1. MaskReID: A Mask Based Deep Ranking Neural Network for Person Re-identification（用于行人再识别的一种基于深度排序的神经网络）
作者：Lei Qi,Jing Huo,Lei Wang,Yinghuan Shi,Yang Gao
机构：Nanjing University，University of Wollongong
摘要：In this paper, a novel mask based deep ranking neural network with skipped fusing layer (MaskReID) is proposed for person re-identification (Re-ID). For person Re-ID, there are multiple challenges co-exist throughout the re-identification process, including cluttered background, appearance variations (illumination, pose, occlusion, etc.) among different camera views and interference of samples of similar appearance. A compact framework is proposed to address these problems. Firstly, to address the problem of cluttered background, masked images which are the image segmentations of the original images are incorporated as input in the proposed neural network. Then, to remove the appearance variations so as to obtain more discriminative feature, a new network structure is proposed which fuses feature of different layers as the final feature. This makes the final feature a combination of all the low, middle and high level feature, which is more informative. Lastly, as person Re-ID is a special image retrieval task, a novel ranking loss is designed to optimize the whole network. The ranking loss relieved the interference problem of similar samples while producing ranking results. The experimental results demonstrate that the proposed method consistently outperforms the state-of-the-art methods on many person Re-ID datasets, especially large-scale datasets, such as, CUHK03, Market1501 and DukeMTMC-reID.

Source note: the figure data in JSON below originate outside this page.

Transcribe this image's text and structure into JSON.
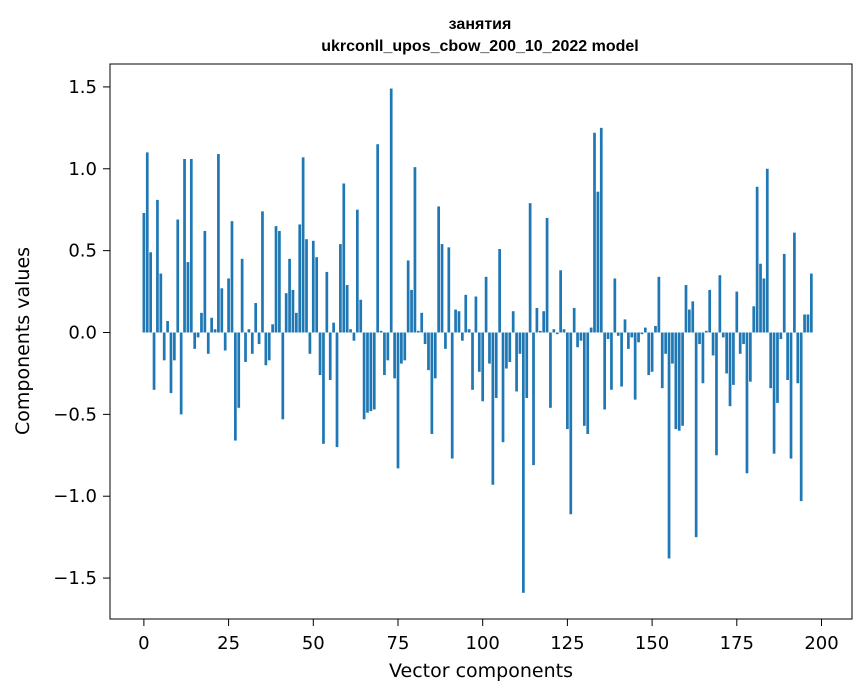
{
  "chart_data": {
    "type": "bar",
    "title_line1": "занятия",
    "title_line2": "ukrconll_upos_cbow_200_10_2022 model",
    "xlabel": "Vector components",
    "ylabel": "Components values",
    "xlim": [
      -10,
      209
    ],
    "ylim": [
      -1.75,
      1.64
    ],
    "xticks": [
      0,
      25,
      50,
      75,
      100,
      125,
      150,
      175,
      200
    ],
    "yticks": [
      -1.5,
      -1.0,
      -0.5,
      0.0,
      0.5,
      1.0,
      1.5
    ],
    "ytick_labels": [
      "−1.5",
      "−1.0",
      "−0.5",
      "0.0",
      "0.5",
      "1.0",
      "1.5"
    ],
    "bar_color": "#1f77b4",
    "values": [
      0.73,
      1.1,
      0.49,
      -0.35,
      0.81,
      0.36,
      -0.17,
      0.07,
      -0.37,
      -0.17,
      0.69,
      -0.5,
      1.06,
      0.43,
      1.06,
      -0.1,
      -0.03,
      0.12,
      0.62,
      -0.13,
      0.09,
      0.02,
      1.09,
      0.27,
      -0.11,
      0.33,
      0.68,
      -0.66,
      -0.46,
      0.45,
      -0.18,
      0.02,
      -0.13,
      0.18,
      -0.07,
      0.74,
      -0.2,
      -0.17,
      0.05,
      0.65,
      0.62,
      -0.53,
      0.24,
      0.45,
      0.26,
      0.12,
      0.66,
      1.07,
      0.57,
      -0.13,
      0.56,
      0.46,
      -0.26,
      -0.68,
      0.37,
      -0.29,
      0.06,
      -0.7,
      0.54,
      0.91,
      0.29,
      0.02,
      -0.05,
      0.75,
      0.2,
      -0.53,
      -0.49,
      -0.48,
      -0.47,
      1.15,
      0.01,
      -0.26,
      -0.17,
      1.49,
      -0.28,
      -0.83,
      -0.19,
      -0.17,
      0.44,
      0.26,
      1.01,
      0.01,
      0.12,
      -0.07,
      -0.23,
      -0.62,
      -0.28,
      0.77,
      0.54,
      -0.1,
      0.52,
      -0.77,
      0.14,
      0.13,
      -0.05,
      0.23,
      0.02,
      -0.35,
      0.22,
      -0.24,
      -0.42,
      0.34,
      -0.19,
      -0.93,
      -0.4,
      0.51,
      -0.67,
      -0.22,
      -0.18,
      0.13,
      -0.36,
      -0.13,
      -1.59,
      -0.4,
      0.79,
      -0.81,
      0.15,
      0.01,
      0.13,
      0.7,
      -0.46,
      0.02,
      -0.01,
      0.38,
      0.02,
      -0.59,
      -1.11,
      0.15,
      -0.09,
      -0.05,
      -0.57,
      -0.62,
      0.03,
      1.22,
      0.86,
      1.25,
      -0.47,
      -0.04,
      -0.35,
      0.33,
      -0.02,
      -0.33,
      0.08,
      -0.1,
      -0.03,
      -0.41,
      -0.06,
      -0.01,
      0.03,
      -0.26,
      -0.24,
      0.04,
      0.34,
      -0.34,
      -0.13,
      -1.38,
      -0.19,
      -0.59,
      -0.6,
      -0.57,
      0.29,
      0.14,
      0.19,
      -1.25,
      -0.07,
      -0.31,
      0.01,
      0.26,
      -0.14,
      -0.75,
      0.35,
      -0.03,
      -0.25,
      -0.45,
      -0.32,
      0.25,
      -0.13,
      -0.07,
      -0.86,
      -0.3,
      0.16,
      0.89,
      0.42,
      0.33,
      1.0,
      -0.34,
      -0.74,
      -0.43,
      -0.04,
      0.48,
      -0.29,
      -0.77,
      0.61,
      -0.31,
      -1.03,
      0.11,
      0.11,
      0.36
    ]
  }
}
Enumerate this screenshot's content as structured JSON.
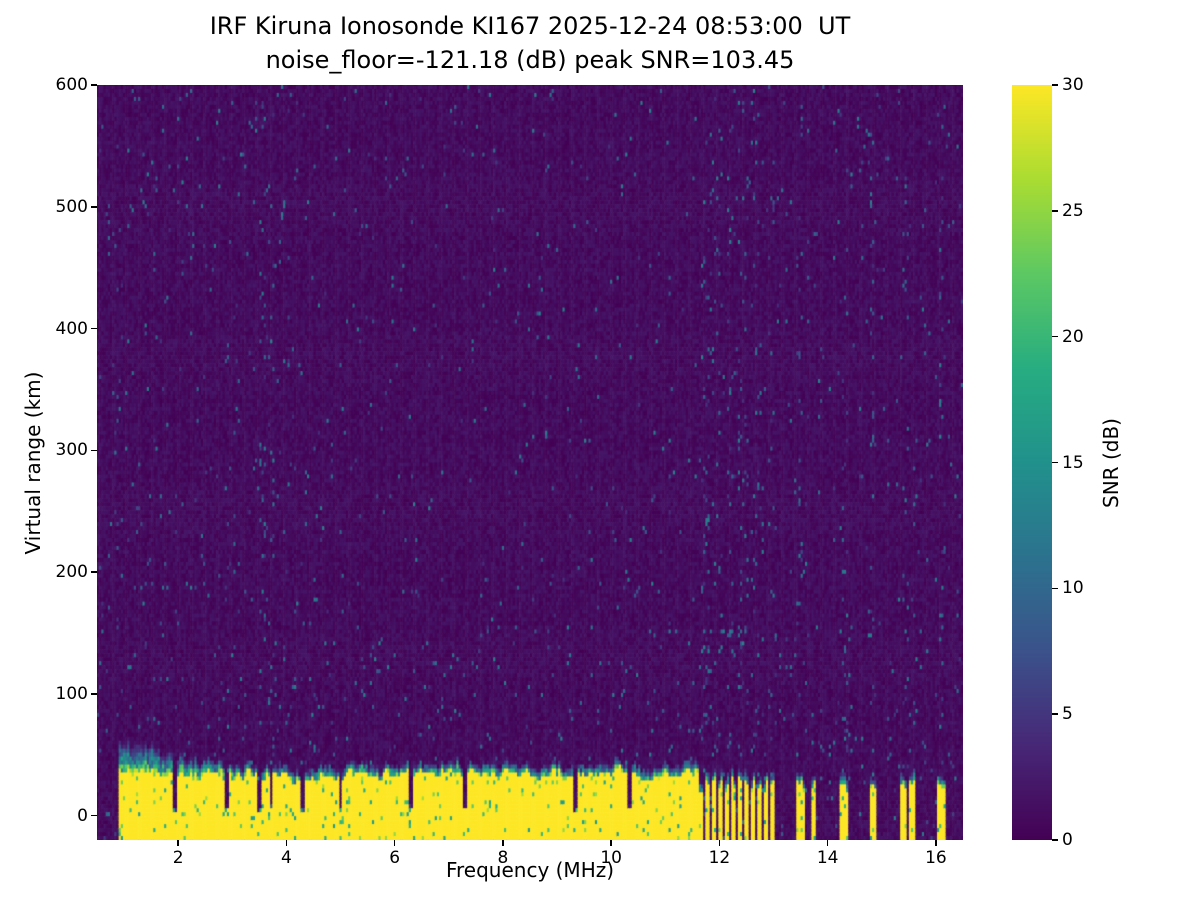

2. Camera Style Adaptation for Person Re-identification（基于相机风格自适应的行人再识别）
作者：Zhun Zhong,Liang Zheng,Zhedong Zheng,Shaozi Li,Yi Yang
机构：Xiamen University,University of Technology Sydney
摘要：Being a cross-camera retrieval task, person re-identification suffers from image style variations caused by different cameras. The art implicitly addresses this problem by learning a camera-invariant descriptor subspace. In this paper, we explicitly consider this challenge by introducing camera style (CamStyle) adaptation. CamStyle can serve as a data augmentation approach that smooths the camera style disparities. Specifically, with CycleGAN, labeled training images can be style-transferred to each camera, and, along with the original training samples, form the augmented training set. This method, while increasing data diversity against over-fitting, also incurs a considerable level of noise. In the effort to alleviate the impact of noise, the label smooth regularization (LSR) is adopted. The vanilla version of our method (without LSR) performs reasonably well on few-camera systems in which over-fitting often occurs. With LSR, we demonstrate consistent improvement in all systems regardless of the extent of over-fitting. We also report competitive accuracy compared with the state of the art.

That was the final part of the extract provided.